Adestrados, agora, para os inadiáveis serviços de reconstrução do mundo em que nos encontramos, mediante o uso dos instrumentos da mansidão, da Justiça e do conhecimento, mister se faz que nos detenhamos a reflexionar em regime de urgência e em clima de tranqüilidade. A fé que bruxuleia em nossos espíritos é a nossa lâmpada-bússola, apontando rumos.

Os recursos acumulados e as possibilidades a se multiplicarem constituem os tesouros para aplicação racional, no investimento da atual reencarnação. Não há sido pequeno o trabalho envidado pelos Administradores Espirituais das nossas vidas, a fim de nos reunir, de nos acercarmos uns dos outros, após incessantes períodos de disputas infelizes, de justas inexplicáveis, de idiossincrasias domésticas…

Já não se dispõe de tempo para futilidade nem tampouco para ilusão. Necessário lidar com Espíritos resolutos para a tarefa que não espera e o dever que não aguarda. Estes são os momentos em que deveremos colimar realizações perenes. Para tanto, resolvamo-nos em definitivo produzir em profundidade, acercando-nos de Jesus e por Ele facultando-nos conduzir até o termo da jornada. Não será, certamente, uma incursão ao reino da fantasia ou um passeio gentil pelos arredores da catedral da fé. Antes, é uma realização em que nos liberaremos das injunções cármicas infelizes, adquirindo asas para maiores vôos na direção dos inefáveis Cimos da Vida.

Há muito por fazer, que deve ser feito: sem a presunção jactanciosa, que empesta as melhores expressões do serviço, nem os injustificáveis receios, que turbam a claridade dos horizontes de trabalho. Conscientes das próprias responsabilidades não esperemos em demasia pela transformação de fora, mas envidemos esforços para o aprimoramento interior. Sem veleidades, iniciemos o trabalho de construção do novo mundo, retirando dos escombros do "eu" enfermiço os materiais aproveitáveis para as novas edificações a que nos devemos dar com euforia e santificação. Devidamente arregimentados, iniciemos o labor, partindo do lar, que deverá permanecer sobre as bases sólidas de amor, de entendimento e de fraternidade, de modo a resistir às investidas da insensatez e da leviandade, que nos não podemos permitir. Estamos no lugar certo, ao lado das pessoas corretas, vivendo com aqueles que nos são os melhores elementos para a execução do programa.

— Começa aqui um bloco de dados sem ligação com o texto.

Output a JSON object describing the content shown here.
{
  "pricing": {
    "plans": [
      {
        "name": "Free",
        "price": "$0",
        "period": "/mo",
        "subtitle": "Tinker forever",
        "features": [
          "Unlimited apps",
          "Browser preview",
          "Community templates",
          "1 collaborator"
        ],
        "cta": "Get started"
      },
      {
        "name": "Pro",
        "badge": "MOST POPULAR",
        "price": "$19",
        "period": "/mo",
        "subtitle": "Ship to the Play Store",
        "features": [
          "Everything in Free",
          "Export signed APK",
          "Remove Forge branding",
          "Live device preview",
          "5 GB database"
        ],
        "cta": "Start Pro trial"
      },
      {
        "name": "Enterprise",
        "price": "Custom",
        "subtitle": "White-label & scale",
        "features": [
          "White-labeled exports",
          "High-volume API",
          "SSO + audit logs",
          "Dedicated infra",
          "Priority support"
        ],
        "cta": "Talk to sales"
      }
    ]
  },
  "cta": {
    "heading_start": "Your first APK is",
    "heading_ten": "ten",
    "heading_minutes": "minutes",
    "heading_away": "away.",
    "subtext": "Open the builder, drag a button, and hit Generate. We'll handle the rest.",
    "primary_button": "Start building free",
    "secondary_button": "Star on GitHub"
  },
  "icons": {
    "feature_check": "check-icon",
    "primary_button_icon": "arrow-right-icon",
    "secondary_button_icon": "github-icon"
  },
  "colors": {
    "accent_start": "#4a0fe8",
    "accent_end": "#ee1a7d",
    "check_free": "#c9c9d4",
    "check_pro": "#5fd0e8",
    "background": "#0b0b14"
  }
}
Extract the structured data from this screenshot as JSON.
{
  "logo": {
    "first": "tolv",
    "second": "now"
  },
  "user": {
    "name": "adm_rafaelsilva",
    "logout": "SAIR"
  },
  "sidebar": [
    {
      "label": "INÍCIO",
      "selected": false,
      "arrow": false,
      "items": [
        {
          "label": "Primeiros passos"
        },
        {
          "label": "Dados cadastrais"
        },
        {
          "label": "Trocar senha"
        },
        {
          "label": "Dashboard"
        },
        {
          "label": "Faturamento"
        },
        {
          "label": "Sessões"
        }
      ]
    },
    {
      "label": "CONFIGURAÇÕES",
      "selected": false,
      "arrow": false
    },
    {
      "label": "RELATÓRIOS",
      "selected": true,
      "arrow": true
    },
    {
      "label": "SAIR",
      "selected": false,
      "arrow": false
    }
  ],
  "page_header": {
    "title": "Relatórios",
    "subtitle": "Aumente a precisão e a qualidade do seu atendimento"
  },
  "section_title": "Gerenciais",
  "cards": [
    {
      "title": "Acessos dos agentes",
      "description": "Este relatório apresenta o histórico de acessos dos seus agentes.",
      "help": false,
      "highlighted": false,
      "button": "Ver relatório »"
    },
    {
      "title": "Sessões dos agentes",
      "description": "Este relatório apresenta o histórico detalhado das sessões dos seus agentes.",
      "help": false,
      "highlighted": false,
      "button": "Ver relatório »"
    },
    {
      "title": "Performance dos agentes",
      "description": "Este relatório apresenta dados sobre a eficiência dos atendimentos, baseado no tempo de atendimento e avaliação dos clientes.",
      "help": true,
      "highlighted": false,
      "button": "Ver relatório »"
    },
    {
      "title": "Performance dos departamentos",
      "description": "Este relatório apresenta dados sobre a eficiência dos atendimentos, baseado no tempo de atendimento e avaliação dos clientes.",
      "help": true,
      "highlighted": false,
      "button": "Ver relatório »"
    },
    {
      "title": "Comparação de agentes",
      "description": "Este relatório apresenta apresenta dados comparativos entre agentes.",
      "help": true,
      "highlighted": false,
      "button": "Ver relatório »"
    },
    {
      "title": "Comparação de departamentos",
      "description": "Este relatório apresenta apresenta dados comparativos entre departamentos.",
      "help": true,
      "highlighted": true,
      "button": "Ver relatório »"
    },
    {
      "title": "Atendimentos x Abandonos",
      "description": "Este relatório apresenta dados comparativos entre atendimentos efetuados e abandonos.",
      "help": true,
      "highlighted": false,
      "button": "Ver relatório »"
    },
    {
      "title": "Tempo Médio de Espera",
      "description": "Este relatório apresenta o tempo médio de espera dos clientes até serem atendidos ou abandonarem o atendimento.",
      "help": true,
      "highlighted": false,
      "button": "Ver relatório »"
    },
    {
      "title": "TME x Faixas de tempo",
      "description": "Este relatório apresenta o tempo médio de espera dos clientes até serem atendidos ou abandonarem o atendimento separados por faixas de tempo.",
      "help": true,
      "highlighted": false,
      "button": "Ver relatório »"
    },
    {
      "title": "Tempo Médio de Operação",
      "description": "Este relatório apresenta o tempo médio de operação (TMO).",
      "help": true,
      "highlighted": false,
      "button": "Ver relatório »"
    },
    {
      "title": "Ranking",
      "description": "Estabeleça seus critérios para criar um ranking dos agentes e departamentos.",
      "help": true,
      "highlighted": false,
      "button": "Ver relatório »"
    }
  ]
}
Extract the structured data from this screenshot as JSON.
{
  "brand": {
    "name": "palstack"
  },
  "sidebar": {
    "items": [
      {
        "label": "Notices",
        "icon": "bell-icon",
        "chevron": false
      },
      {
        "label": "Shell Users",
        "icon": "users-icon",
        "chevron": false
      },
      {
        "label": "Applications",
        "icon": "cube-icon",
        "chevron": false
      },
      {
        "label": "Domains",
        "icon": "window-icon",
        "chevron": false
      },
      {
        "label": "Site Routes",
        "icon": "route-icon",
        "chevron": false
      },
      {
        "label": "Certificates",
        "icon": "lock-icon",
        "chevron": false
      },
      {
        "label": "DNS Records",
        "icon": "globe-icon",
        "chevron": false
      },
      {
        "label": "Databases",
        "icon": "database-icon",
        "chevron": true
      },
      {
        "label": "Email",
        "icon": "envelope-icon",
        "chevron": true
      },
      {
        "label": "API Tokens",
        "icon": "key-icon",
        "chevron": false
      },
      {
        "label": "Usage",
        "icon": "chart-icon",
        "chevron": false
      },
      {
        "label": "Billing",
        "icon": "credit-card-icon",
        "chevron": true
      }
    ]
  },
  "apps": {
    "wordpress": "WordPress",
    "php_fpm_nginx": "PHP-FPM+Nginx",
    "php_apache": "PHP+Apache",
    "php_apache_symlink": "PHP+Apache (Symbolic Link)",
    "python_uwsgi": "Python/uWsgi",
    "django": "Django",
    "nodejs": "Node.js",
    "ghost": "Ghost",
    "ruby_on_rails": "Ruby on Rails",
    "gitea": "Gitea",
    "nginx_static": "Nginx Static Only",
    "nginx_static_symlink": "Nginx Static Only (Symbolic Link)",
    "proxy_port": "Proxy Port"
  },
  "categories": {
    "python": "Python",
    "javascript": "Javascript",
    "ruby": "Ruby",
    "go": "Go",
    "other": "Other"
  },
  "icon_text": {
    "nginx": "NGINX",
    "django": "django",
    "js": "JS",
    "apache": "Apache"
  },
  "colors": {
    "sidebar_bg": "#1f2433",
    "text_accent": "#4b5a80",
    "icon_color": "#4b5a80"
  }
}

A pretexto de novas experiências ou fascinados pela utopia de novas emoções, não perturbemos o culto dos deveres a que nos jugulamos com fidelidade. Nenhuma justificação para o equívoco, nenhum desvio de responsabilidade. Tornemo-nos o vaso onde deve arder a flama do bem, oferecendo, também, o óleo dos nossos esforços reunidos a benefício da intensidade da luz. Adversários, cujas matrizes estão insculpidas em nosso imo, surgirão a cada passo, de dentro para fora e, incontáveis, virão em cerco, de fora para dentro, colocando o cáustico da aflição no cerne dos nossos sentimentos. Tenhamos paciência e vigiemos! Somente resgatamos o que devemos. Apenas seremos atingidos nas fraquezas que necesssitamos fortalecer. Aliciados pelo Senhor, à semelhança dEle, encontraremos resistência para superar dificuldades e vencer limitações que nos retinham até aqui na retaguarda. Acenados pelo Senhor e por Ele conduzidos, avançaremos. Evidente que as nossas pretensões não ambicionam reformar nada, senão nos reformarmos a nós mesmos. Primeiro incendiar de estusiasmo e esperança a Terra e as criaturas dos nossos dias, aprofundando estudos no organismo rígido da Codificação, de modo a trazê-la ao entendimento das massas, repetindo as experiências santificantes dos homens do Caminho, que abriam as portas das percepções às Entidades Espirituais nos seus cenáculos de comunhão com o Reino de Deus. Estribados no amor fraterno e alicerçados no estudo consciente dos postulados espíritas, promovamos o idealismo ardente, produtivo, abrasador, com que se forjam lídimos servidores das causas superiores, convocando as multidões, ora desassisadas, que caíram nos despenhadeiros da alucinação por não encontrarem mãos firmes na caridade da iluminação de consciências e no arado da fraternidade, concitando-as ao soerguimento e à renovação.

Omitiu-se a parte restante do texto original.